1 Mijn kinderkens, dit schrijf ik u, opdat gij niet tot zonde komt. En als iemand gezondigd heeft, wij hebben een voorspraak bij de Vader, Jezus Christus, de rechtvaardige;
2 en Hij is een verzoening voor onze zonden en niet alleen voor de onze, maar ook voor die der gehele wereld.
3 En hieraan onderkennen wij, dat wij Hem kennen: indien wij zijn geboden bewaren.
4 Wie zegt: Ik ken Hem, en zijn geboden niet bewaart, is een leugenaar en in die is de waarheid niet;
5 maar wie zijn woord bewaart, in die is waarlijk de liefde Gods volmaakt. Hieraan onderkennen wij, dat wij in Hem zijn.
6 Wie zegt, dat hij in Hem blijft, behoort ook zelf zó te wandelen, als Hij gewandeld heeft.
7 Geliefden, ik schrijf u geen nieuw gebod, maar een oud gebod, dat gij van den beginne gehad hebt. Dit oude gebod is het woord, dat gij gehoord hebt.
8 Toch schrijf ik u een nieuw gebod, want – wat waarheid is in Hem en in u – de duisternis gaat voorbij en het waarachtige licht schijnt reeds.
9 Wie zegt in het licht te zijn en zijn broeder haat, die is in de duisternis tot nu toe.
10 Wie zijn broeder liefheeft, blijft in het licht en in hem is niets aanstotelijks;
11 maar wie zijn broeder haat, is in de duisternis en wandelt in de duisternis, en hij weet niet waar hij heengaat, want de duisternis heeft zijn ogen verblind.
12 Ik schrijf u, kinderkens, want de zonden zijn u vergeven om zijns naams wil.
13 Ik schrijf u, vaders, want gij kent Hem, die van den beginne is. Ik schrijf u, jongelingen, want gij hebt de boze overwonnen. Ik heb u geschreven, kinderen, want gij kent de Vader.
14 Ik heb u geschreven, vaders, want gij kent Hem, die van den beginne is. Ik heb u geschreven, jongelingen, want gij zijt sterk en het woord Gods blijft in u en gij hebt de boze overwonnen.
15 Hebt de wereld niet lief en hetgeen in de wereld is. Indien iemand de wereld liefheeft, de liefde des Vaders is niet in hem.
16 Want al wat in de wereld is: de begeerte des vlezes, de begeerte der ogen en een hovaardig leven, is niet uit de Vader, maar uit de wereld.
17 En de wereld gaat voorbij en haar begeren, maar wie de wil van God doet, blijft tot in eeuwigheid.
18 Kinderen, het is de laatste ure; en gelijk gij gehoord hebt, dat er een antichrist komt, zijn er nu ook vele antichristen opgestaan, en daaraan onderkennen wij, dat het de laatste ure is.
19 Zij zijn van ons uitgegaan, maar zij waren uit ons niet; want indien zij uit ons geweest waren, zouden zij bij ons gebleven zijn: maar aan hen moest openbaar worden, dat niet allen uit ons zijn.
20 Gij echter hebt een zalving van de Heilige en gij weet dat allen.
21 Ik heb u niet geschreven, omdat gij de waarheid niet weet, maar omdat gij haar weet en omdat geen leugen uit de waarheid is.
22 Wie is de leugenaar dan wie loochent, dat Jezus de Christus is? Dit is de antichrist, die de Vader en de Zoon loochent.
23 Een ieder, die de Zoon loochent, heeft ook de Vader niet. Wie de Zoon belijdt, heeft ook de Vader.

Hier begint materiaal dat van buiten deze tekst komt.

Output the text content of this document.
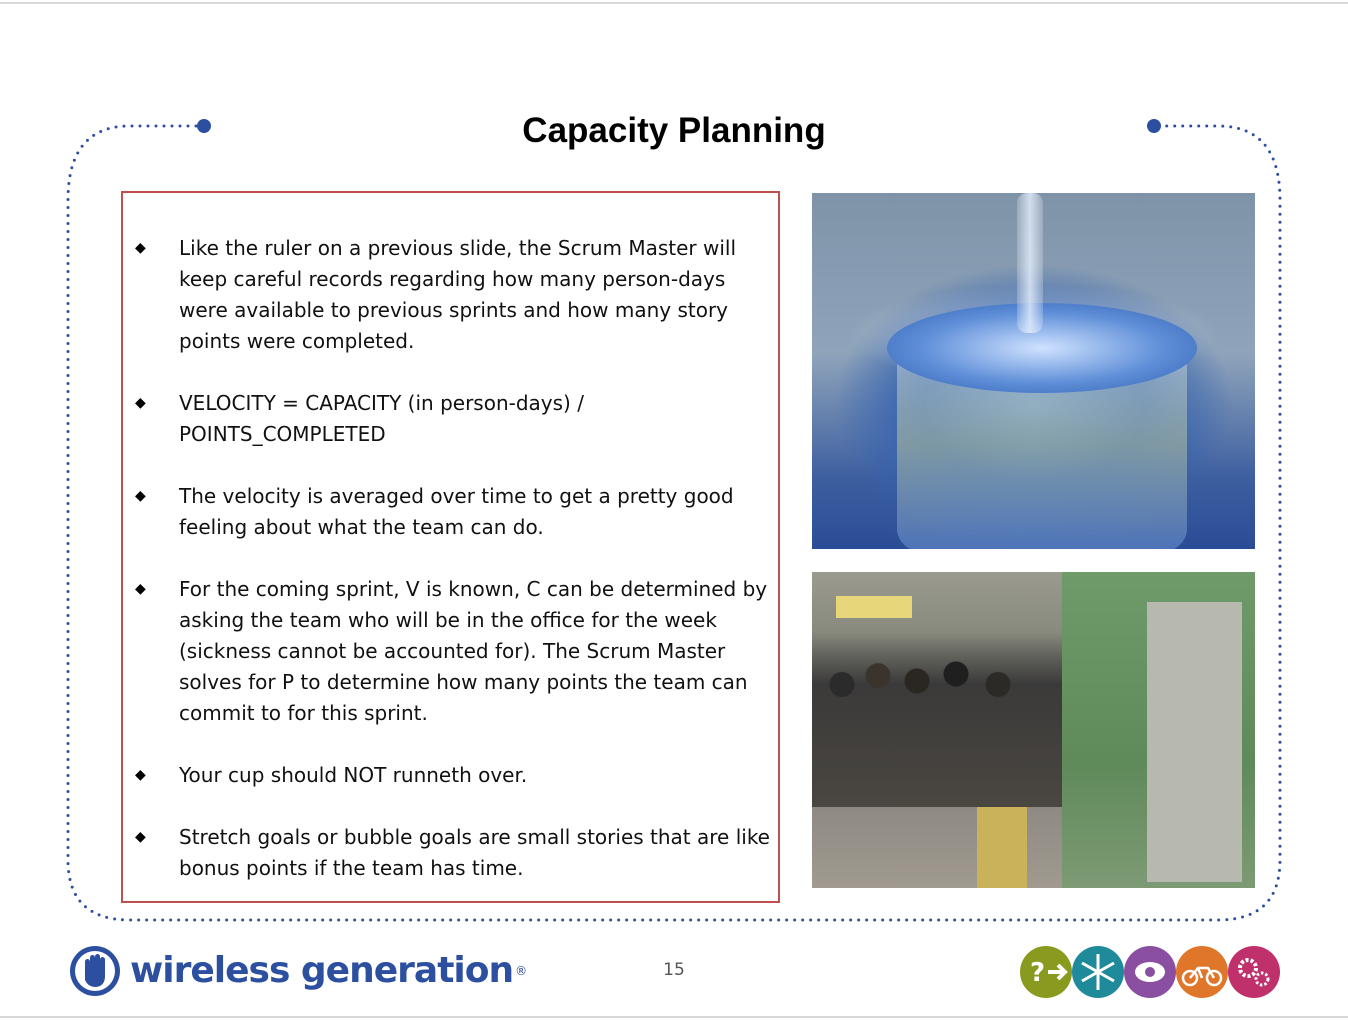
Capacity Planning
◆ Like the ruler on a previous slide, the Scrum Master will keep careful records regarding how many person-days were available to previous sprints and how many story points were completed.
◆ VELOCITY = CAPACITY (in person-days) / POINTS_COMPLETED
◆ The velocity is averaged over time to get a pretty good feeling about what the team can do.
◆ For the coming sprint, V is known, C can be determined by asking the team who will be in the office for the week (sickness cannot be accounted for). The Scrum Master solves for P to determine how many points the team can commit to for this sprint.
◆ Your cup should NOT runneth over.
◆ Stretch goals or bubble goals are small stories that are like bonus points if the team has time.
wireless generation ®	15	?
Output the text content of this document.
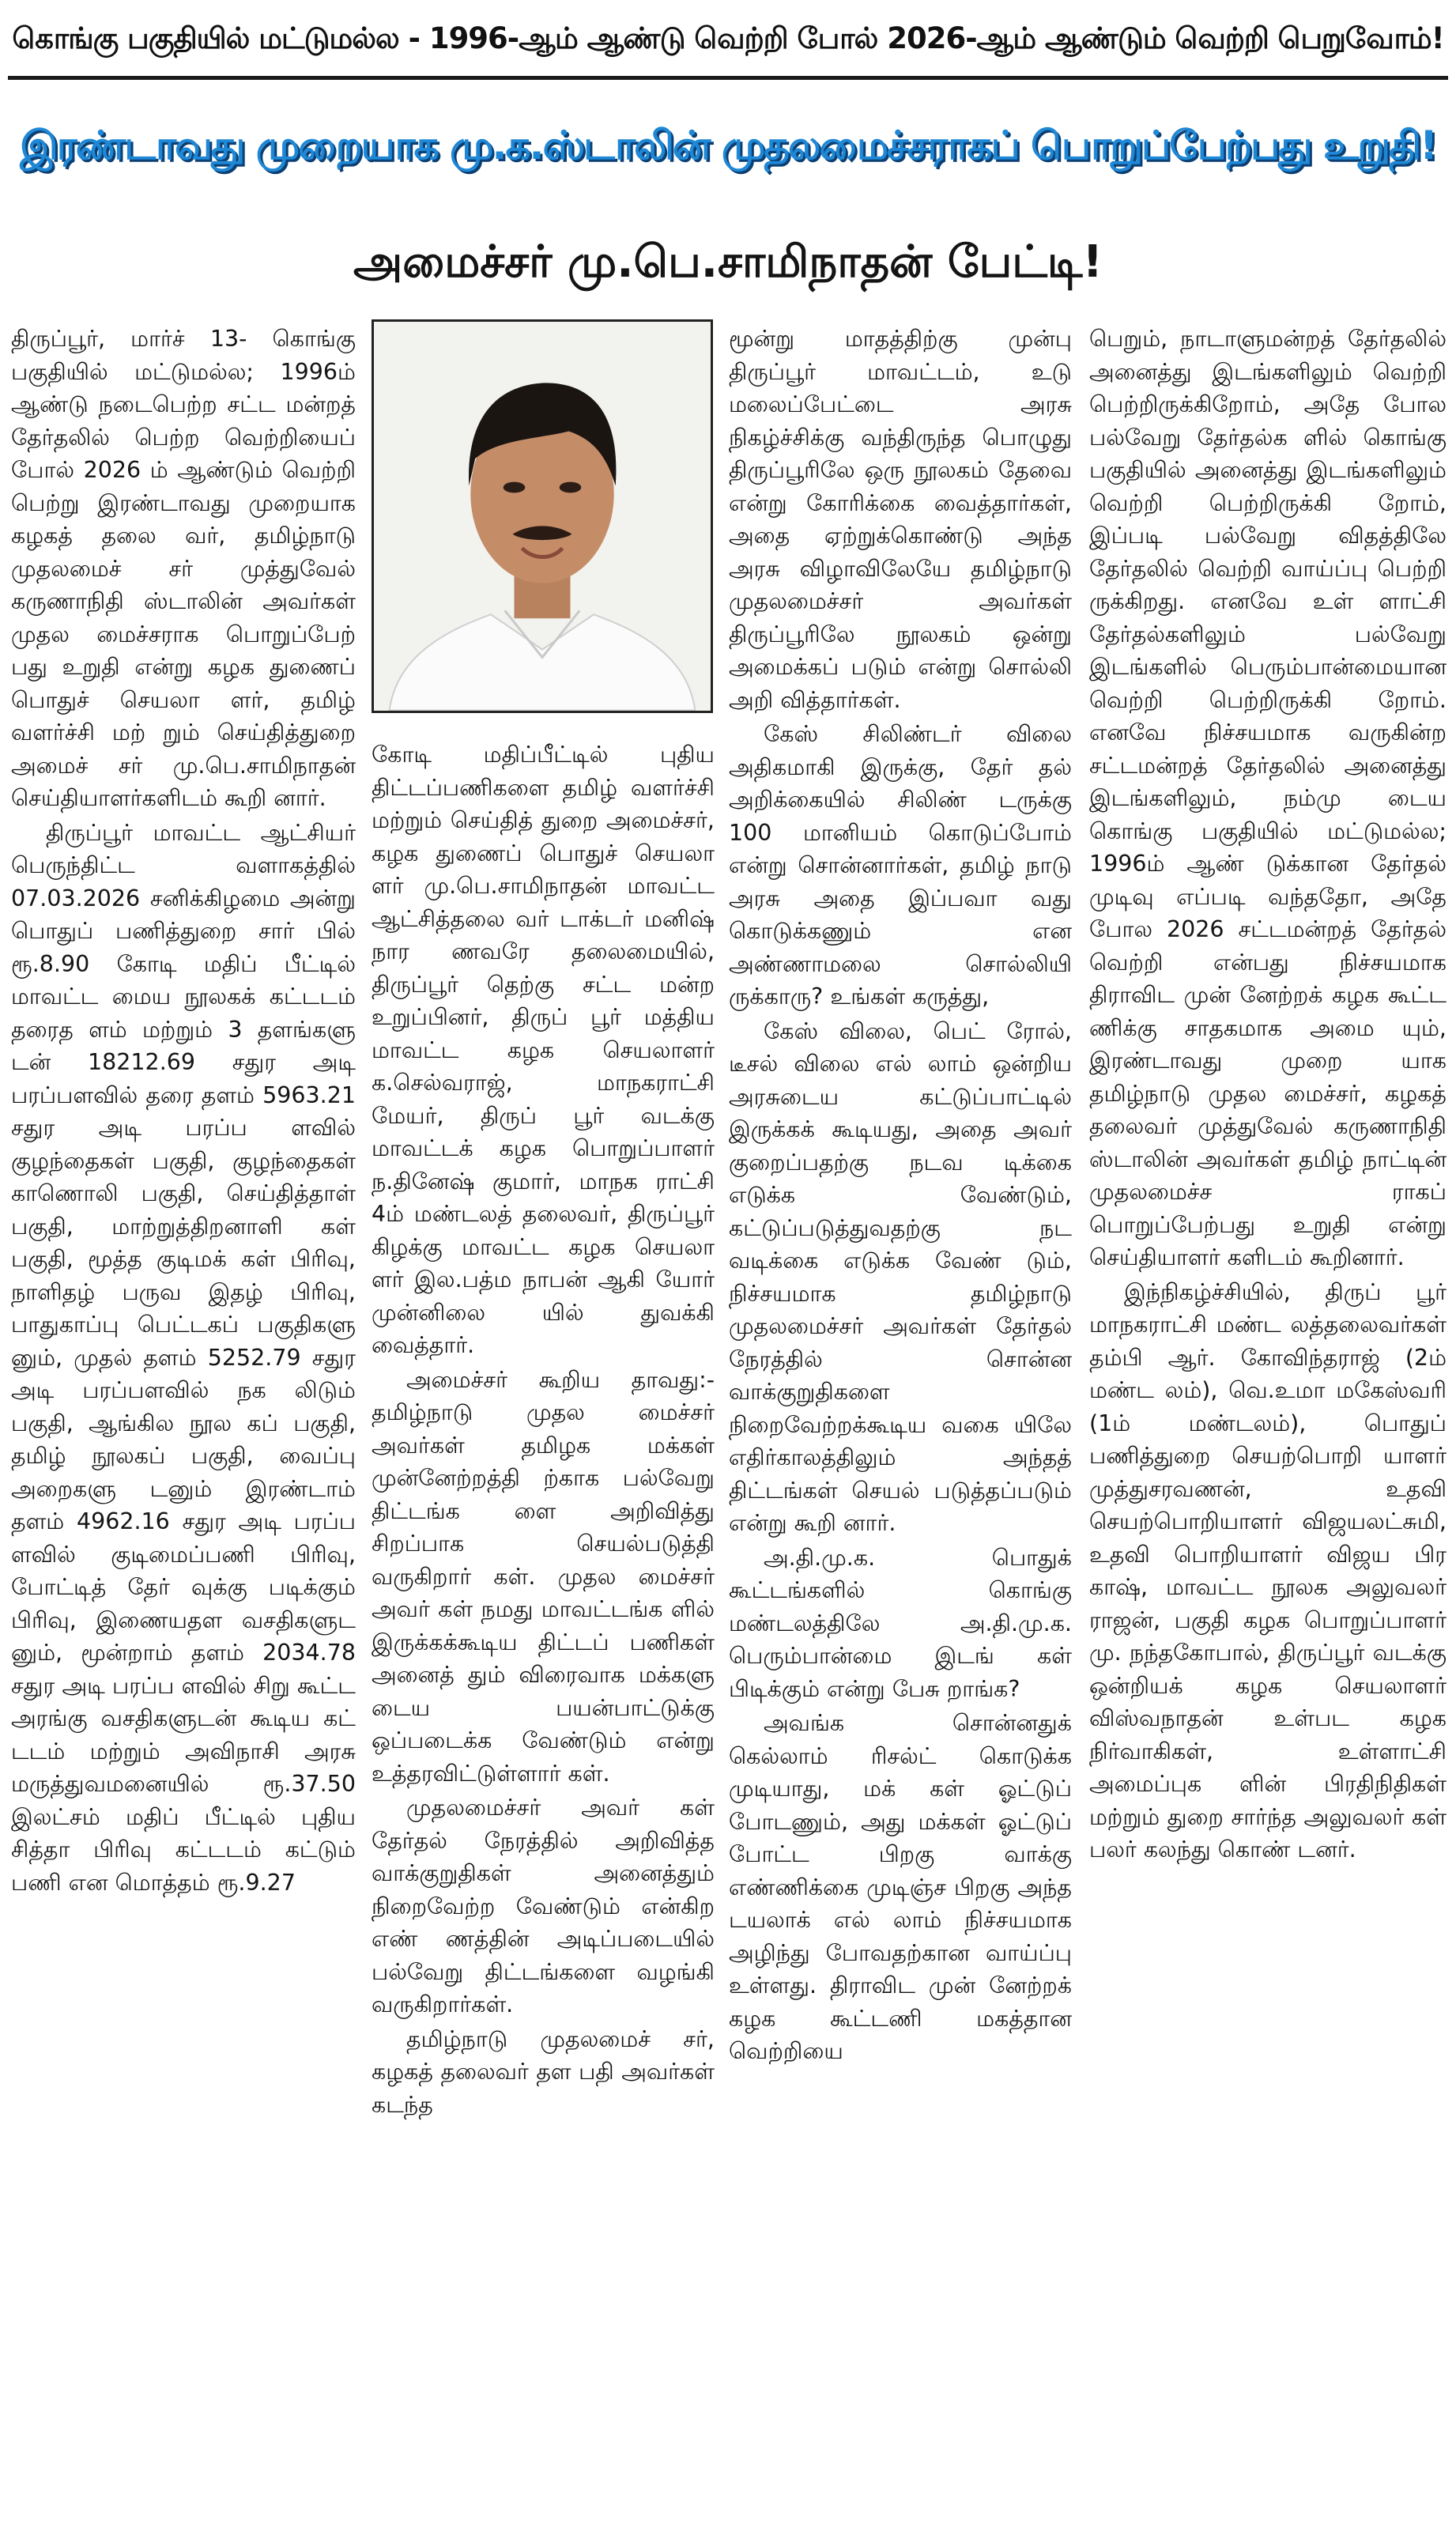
கொங்கு பகுதியில் மட்டுமல்ல - 1996-ஆம் ஆண்டு வெற்றி போல் 2026-ஆம் ஆண்டும் வெற்றி பெறுவோம்!
இரண்டாவது முறையாக மு.க.ஸ்டாலின் முதலமைச்சராகப் பொறுப்பேற்பது உறுதி!
அமைச்சர் மு.பெ.சாமிநாதன் பேட்டி!

திருப்பூர், மார்ச் 13- கொங்கு பகுதியில் மட்டுமல்ல; 1996ம் ஆண்டு நடைபெற்ற சட்ட மன்றத் தேர்தலில் பெற்ற வெற்றியைப் போல் 2026 ம் ஆண்டும் வெற்றி பெற்று இரண்டாவது முறையாக கழகத் தலை வர், தமிழ்நாடு முதலமைச் சர் முத்துவேல் கருணாநிதி ஸ்டாலின் அவர்கள் முதல மைச்சராக பொறுப்பேற் பது உறுதி என்று கழக துணைப் பொதுச் செயலா ளர், தமிழ் வளர்ச்சி மற் றும் செய்தித்துறை அமைச் சர் மு.பெ.சாமிநாதன் செய்தியாளர்களிடம் கூறி னார்.

திருப்பூர் மாவட்ட ஆட்சியர் பெருந்திட்ட வளாகத்தில் 07.03.2026 சனிக்கிழமை அன்று பொதுப் பணித்துறை சார் பில் ரூ.8.90 கோடி மதிப் பீட்டில் மாவட்ட மைய நூலகக் கட்டடம் தரைத ளம் மற்றும் 3 தளங்களு டன் 18212.69 சதுர அடி பரப்பளவில் தரை தளம் 5963.21 சதுர அடி பரப்ப ளவில் குழந்தைகள் பகுதி, குழந்தைகள் காணொலி பகுதி, செய்தித்தாள் பகுதி, மாற்றுத்திறனாளி கள் பகுதி, மூத்த குடிமக் கள் பிரிவு, நாளிதழ் பருவ இதழ் பிரிவு, பாதுகாப்பு பெட்டகப் பகுதிகளு னும், முதல் தளம் 5252.79 சதுர அடி பரப்பளவில் நக லிடும் பகுதி, ஆங்கில நூல கப் பகுதி, தமிழ் நூலகப் பகுதி, வைப்பு அறைகளு டனும் இரண்டாம் தளம் 4962.16 சதுர அடி பரப்ப ளவில் குடிமைப்பணி பிரிவு, போட்டித் தேர் வுக்கு படிக்கும் பிரிவு, இணையதள வசதிகளுட னும், மூன்றாம் தளம் 2034.78 சதுர அடி பரப்ப ளவில் சிறு கூட்ட அரங்கு வசதிகளுடன் கூடிய கட் டடம் மற்றும் அவிநாசி அரசு மருத்துவமனையில் ரூ.37.50 இலட்சம் மதிப் பீட்டில் புதிய சித்தா பிரிவு கட்டடம் கட்டும் பணி என மொத்தம் ரூ.9.27

கோடி மதிப்பீட்டில் புதிய திட்டப்பணிகளை தமிழ் வளர்ச்சி மற்றும் செய்தித் துறை அமைச்சர், கழக துணைப் பொதுச் செயலா ளர் மு.பெ.சாமிநாதன் மாவட்ட ஆட்சித்தலை வர் டாக்டர் மனிஷ் நார ணவரே தலைமையில், திருப்பூர் தெற்கு சட்ட மன்ற உறுப்பினர், திருப் பூர் மத்திய மாவட்ட கழக செயலாளர் க.செல்வராஜ், மாநகராட்சி மேயர், திருப் பூர் வடக்கு மாவட்டக் கழக பொறுப்பாளர் ந.தினேஷ் குமார், மாநக ராட்சி 4ம் மண்டலத் தலைவர், திருப்பூர் கிழக்கு மாவட்ட கழக செயலா ளர் இல.பத்ம நாபன் ஆகி யோர் முன்னிலை யில் துவக்கி வைத்தார்.

அமைச்சர் கூறிய தாவது:- தமிழ்நாடு முதல மைச்சர் அவர்கள் தமிழக மக்கள் முன்னேற்றத்தி ற்காக பல்வேறு திட்டங்க ளை அறிவித்து சிறப்பாக செயல்படுத்தி வருகிறார் கள். முதல மைச்சர் அவர் கள் நமது மாவட்டங்க ளில் இருக்கக்கூடிய திட்டப் பணிகள் அனைத் தும் விரைவாக மக்களு டைய பயன்பாட்டுக்கு ஒப்படைக்க வேண்டும் என்று உத்தரவிட்டுள்ளார் கள்.

முதலமைச்சர் அவர் கள் தேர்தல் நேரத்தில் அறிவித்த வாக்குறுதிகள் அனைத்தும் நிறைவேற்ற வேண்டும் என்கிற எண் ணத்தின் அடிப்படையில் பல்வேறு திட்டங்களை வழங்கி வருகிறார்கள்.

தமிழ்நாடு முதலமைச் சர், கழகத் தலைவர் தள பதி அவர்கள் கடந்த

மூன்று மாதத்திற்கு முன்பு திருப்பூர் மாவட்டம், உடு மலைப்பேட்டை அரசு நிகழ்ச்சிக்கு வந்திருந்த பொழுது திருப்பூரிலே ஒரு நூலகம் தேவை என்று கோரிக்கை வைத்தார்கள், அதை ஏற்றுக்கொண்டு அந்த அரசு விழாவிலேயே தமிழ்நாடு முதலமைச்சர் அவர்கள் திருப்பூரிலே நூலகம் ஒன்று அமைக்கப் படும் என்று சொல்லி அறி வித்தார்கள்.

கேஸ் சிலிண்டர் விலை அதிகமாகி இருக்கு, தேர் தல் அறிக்கையில் சிலிண் டருக்கு 100 மானியம் கொடுப்போம் என்று சொன்னார்கள், தமிழ் நாடு அரசு அதை இப்பவா வது கொடுக்கணும் என அண்ணாமலை சொல்லியி ருக்காரு? உங்கள் கருத்து,

கேஸ் விலை, பெட் ரோல், டீசல் விலை எல் லாம் ஒன்றிய அரசுடைய கட்டுப்பாட்டில் இருக்கக் கூடியது, அதை அவர் குறைப்பதற்கு நடவ டிக்கை எடுக்க வேண்டும், கட்டுப்படுத்துவதற்கு நட வடிக்கை எடுக்க வேண் டும், நிச்சயமாக தமிழ்நாடு முதலமைச்சர் அவர்கள் தேர்தல் நேரத்தில் சொன்ன வாக்குறுதிகளை நிறைவேற்றக்கூடிய வகை யிலே எதிர்காலத்திலும் அந்தத் திட்டங்கள் செயல் படுத்தப்படும் என்று கூறி னார்.

அ.தி.மு.க. பொதுக் கூட்டங்களில் கொங்கு மண்டலத்திலே அ.தி.மு.க. பெரும்பான்மை இடங் கள் பிடிக்கும் என்று பேசு றாங்க?

அவங்க சொன்னதுக் கெல்லாம் ரிசல்ட் கொடுக்க முடியாது, மக் கள் ஓட்டுப் போடணும், அது மக்கள் ஓட்டுப் போட்ட பிறகு வாக்கு எண்ணிக்கை முடிஞ்ச பிறகு அந்த டயலாக் எல் லாம் நிச்சயமாக அழிந்து போவதற்கான வாய்ப்பு உள்ளது. திராவிட முன் னேற்றக் கழக கூட்டணி மகத்தான வெற்றியை

பெறும், நாடாளுமன்றத் தேர்தலில் அனைத்து இடங்களிலும் வெற்றி பெற்றிருக்கிறோம், அதே போல பல்வேறு தேர்தல்க ளில் கொங்கு பகுதியில் அனைத்து இடங்களிலும் வெற்றி பெற்றிருக்கி றோம், இப்படி பல்வேறு விதத்திலே தேர்தலில் வெற்றி வாய்ப்பு பெற்றி ருக்கிறது. எனவே உள் ளாட்சி தேர்தல்களிலும் பல்வேறு இடங்களில் பெரும்பான்மையான வெற்றி பெற்றிருக்கி றோம். எனவே நிச்சயமாக வருகின்ற சட்டமன்றத் தேர்தலில் அனைத்து இடங்களிலும், நம்மு டைய கொங்கு பகுதியில் மட்டுமல்ல; 1996ம் ஆண் டுக்கான தேர்தல் முடிவு எப்படி வந்ததோ, அதே போல 2026 சட்டமன்றத் தேர்தல் வெற்றி என்பது நிச்சயமாக திராவிட முன் னேற்றக் கழக கூட்ட ணிக்கு சாதகமாக அமை யும், இரண்டாவது முறை யாக தமிழ்நாடு முதல மைச்சர், கழகத் தலைவர் முத்துவேல் கருணாநிதி ஸ்டாலின் அவர்கள் தமிழ் நாட்டின் முதலமைச்ச ராகப் பொறுப்பேற்பது உறுதி என்று செய்தியாளர் களிடம் கூறினார்.

இந்நிகழ்ச்சியில், திருப் பூர் மாநகராட்சி மண்ட லத்தலைவர்கள் தம்பி ஆர். கோவிந்தராஜ் (2ம் மண்ட லம்), வெ.உமா மகேஸ்வரி (1ம் மண்டலம்), பொதுப் பணித்துறை செயற்பொறி யாளர் முத்துசரவணன், உதவி செயற்பொறியாளர் விஜயலட்சுமி, உதவி பொறியாளர் விஜய பிர காஷ், மாவட்ட நூலக அலுவலர் ராஜன், பகுதி கழக பொறுப்பாளர் மு. நந்தகோபால், திருப்பூர் வடக்கு ஒன்றியக் கழக செயலாளர் விஸ்வநாதன் உள்பட கழக நிர்வாகிகள், உள்ளாட்சி அமைப்புக ளின் பிரதிநிதிகள் மற்றும் துறை சார்ந்த அலுவலர் கள் பலர் கலந்து கொண் டனர்.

24 Wat u betreft, wat gij van den beginne gehoord hebt, moet in u blijven. Indien in u blijft, wat gij van den beginne gehoord hebt, dan zult gij ook in de Zoon en [in] de Vader blijven.
25 En dit is de belofte, die Hij zelf ons beloofd heeft: het eeuwige leven.
26 Dit heb ik u geschreven over hen, die u misleiden.
27 En wat u betreft, de zalving, die gij van Hem ontvangen hebt, blijft op u, en gij hebt niet van node, dat iemand u lere; maar, gelijk zijn zalving u leert over alle dingen, en waarachtig is en geen leugen, blijft in Hem, gelijk zij u geleerd heeft.
28 En nu, kinderkens, blijft in Hem, opdat wij, als Hij zal geopenbaard worden, vrijmoedigheid hebben en voor Hem niet beschaamd staan bij zijn komst.
29 Als gij weet, dat Hij rechtvaardig is, erkent dan ook, dat een ieder, die de rechtvaardigheid doet, uit Hem geboren is.